By retelling “Thunderstorm” from a modern feminist perspective, the play’s reimagining not only gave prominence to Fanyi’s character, but allowed each cast member to have a voice as well. Xu explained, “I kind of always wanted to act, but it’s really hard to for non-native English speakers to get a role here or someone without theater experience, which most people in this theater production don’t have any.”
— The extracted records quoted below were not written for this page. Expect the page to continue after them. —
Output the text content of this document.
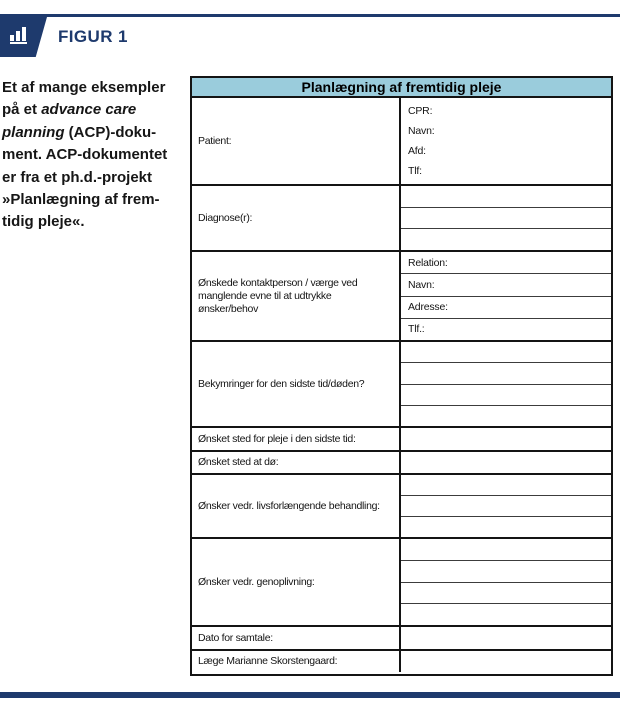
FIGUR 1
Et af mange eksempler
på et advance care
planning (ACP)-doku-
ment. ACP-dokumentet
er fra et ph.d.-projekt
»Planlægning af frem-
tidig pleje«.
Planlægning af fremtidig pleje
Patient:
CPR:
Navn:
Afd:
Tlf:
Diagnose(r):
Ønskede kontaktperson / værge ved manglende evne til at udtrykke ønsker/behov
Relation:
Navn:
Adresse:
Tlf.:
Bekymringer for den sidste tid/døden?
Ønsket sted for pleje i den sidste tid:
Ønsket sted at dø:
Ønsker vedr. livsforlængende behandling:
Ønsker vedr. genoplivning:
Dato for samtale:
Læge Marianne Skorstengaard:
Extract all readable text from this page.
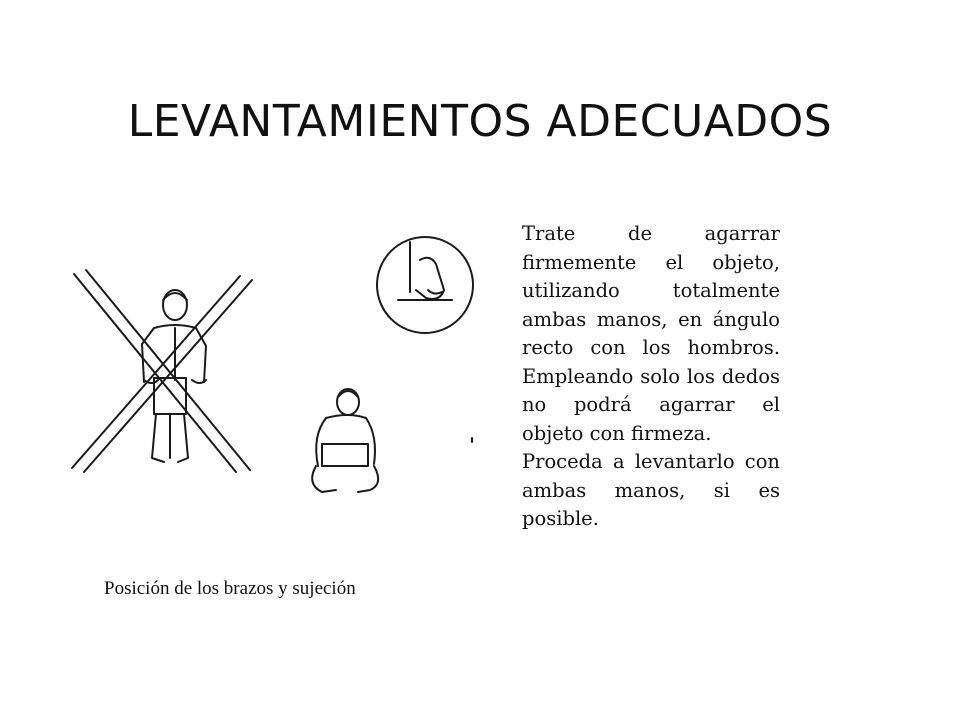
LEVANTAMIENTOS ADECUADOS
Posición de los brazos y sujeción

Trate de agarrar firmemente el objeto, utilizando totalmente ambas manos, en ángulo recto con los hombros. Empleando solo los dedos no podrá agarrar el objeto con firmeza.

Proceda a levantarlo con ambas manos, si es posible.
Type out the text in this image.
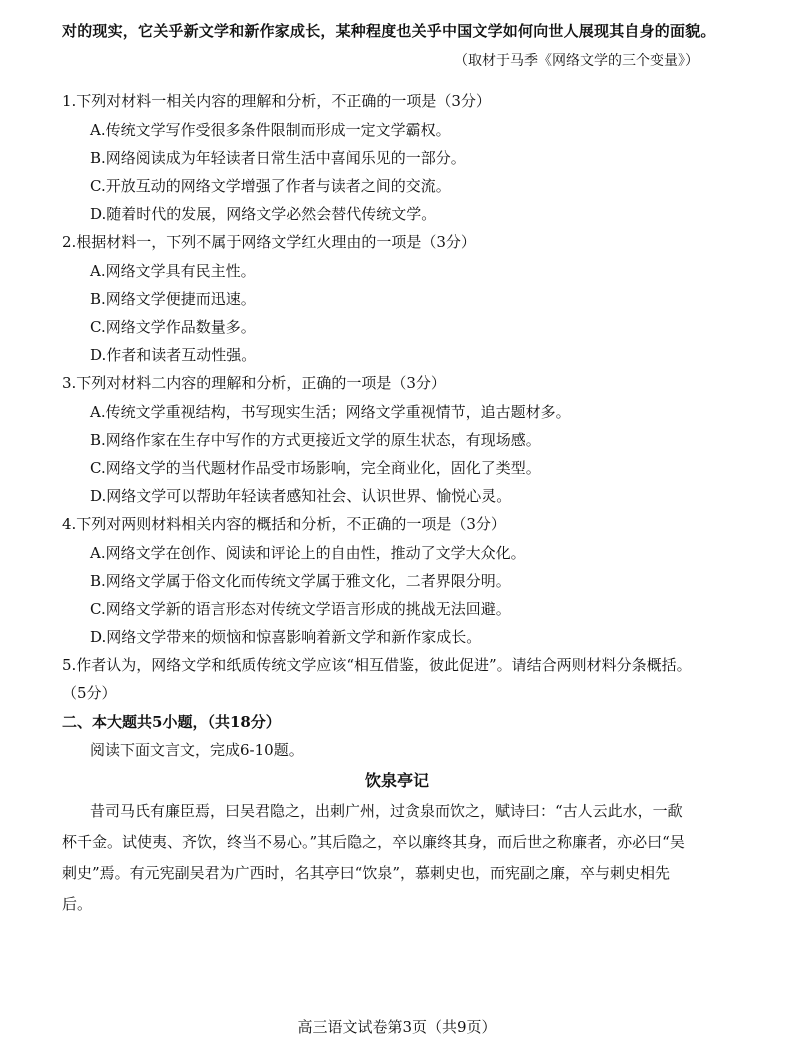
对的现实，它关乎新文学和新作家成长，某种程度也关乎中国文学如何向世人展现其自身的面貌。
（取材于马季《网络文学的三个变量》）
1.下列对材料一相关内容的理解和分析，不正确的一项是（3分）
A.传统文学写作受很多条件限制而形成一定文学霸权。
B.网络阅读成为年轻读者日常生活中喜闻乐见的一部分。
C.开放互动的网络文学增强了作者与读者之间的交流。
D.随着时代的发展，网络文学必然会替代传统文学。
2.根据材料一，下列不属于网络文学红火理由的一项是（3分）
A.网络文学具有民主性。
B.网络文学便捷而迅速。
C.网络文学作品数量多。
D.作者和读者互动性强。
3.下列对材料二内容的理解和分析，正确的一项是（3分）
A.传统文学重视结构，书写现实生活；网络文学重视情节，追古题材多。
B.网络作家在生存中写作的方式更接近文学的原生状态，有现场感。
C.网络文学的当代题材作品受市场影响，完全商业化，固化了类型。
D.网络文学可以帮助年轻读者感知社会、认识世界、愉悦心灵。
4.下列对两则材料相关内容的概括和分析，不正确的一项是（3分）
A.网络文学在创作、阅读和评论上的自由性，推动了文学大众化。
B.网络文学属于俗文化而传统文学属于雅文化，二者界限分明。
C.网络文学新的语言形态对传统文学语言形成的挑战无法回避。
D.网络文学带来的烦恼和惊喜影响着新文学和新作家成长。
5.作者认为，网络文学和纸质传统文学应该“相互借鉴，彼此促进”。请结合两则材料分条概括。
（5分）
二、本大题共5小题，（共18分）
阅读下面文言文，完成6-10题。
饮泉亭记
昔司马氏有廉臣焉，曰吴君隐之，出刺广州，过贪泉而饮之，赋诗曰：“古人云此水，一歃
杯千金。试使夷、齐饮，终当不易心。”其后隐之，卒以廉终其身，而后世之称廉者，亦必曰“吴
刺史”焉。有元宪副吴君为广西时，名其亭曰“饮泉”，慕刺史也，而宪副之廉，卒与刺史相先
后。
高三语文试卷第3页（共9页）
In spite of the cast’s collective newness to theater, the undertaking of adapting the script was a group effort. Xu remarked, “It was definitely very collaborative, because each acting person contributed a lot to the script and also we would kind of modify the lines into our own ways, too.” She continued, “I think the play turned out to be very personal for each [member] of the cast. We feel like it’s a story that needs to be told, because there are always voices that are not heard and people usually view history in those set ways… When people retell the story, they either leave them out or blame them.”
Xu continued, “I think a lot of us can relate the stories back to our lives or experiences in China…China, to this day, is still very patriarchal. Feminism in China is kind of depressed, socially and politically, and as I was growing up people would tell you to not run because you wouldn’t look like a girl that way, or to wear dresses … Chinese international students, there are so many of us, but I don’t think that the majority of us feel that we have a voice on campus. We are trying, though.”
Busano saw the collaborative nature of his thesis as a way to work toward giving a voice to underrepresented students and characters alike. He remarked, however, “I wanted to be cognizant of the fact that as a Westerner it’s not my story to tell and that in order to accurately represent something on stage, I need to understand people with the more intimate knowledge of the cultural environment.”
He affirmed, “It was the most rewarding thing in the world, because it’s nice for people who are a part of our community and whose native language is Mandarin to be able to claim the space in a way that I don’t think until now they’ve been able to.”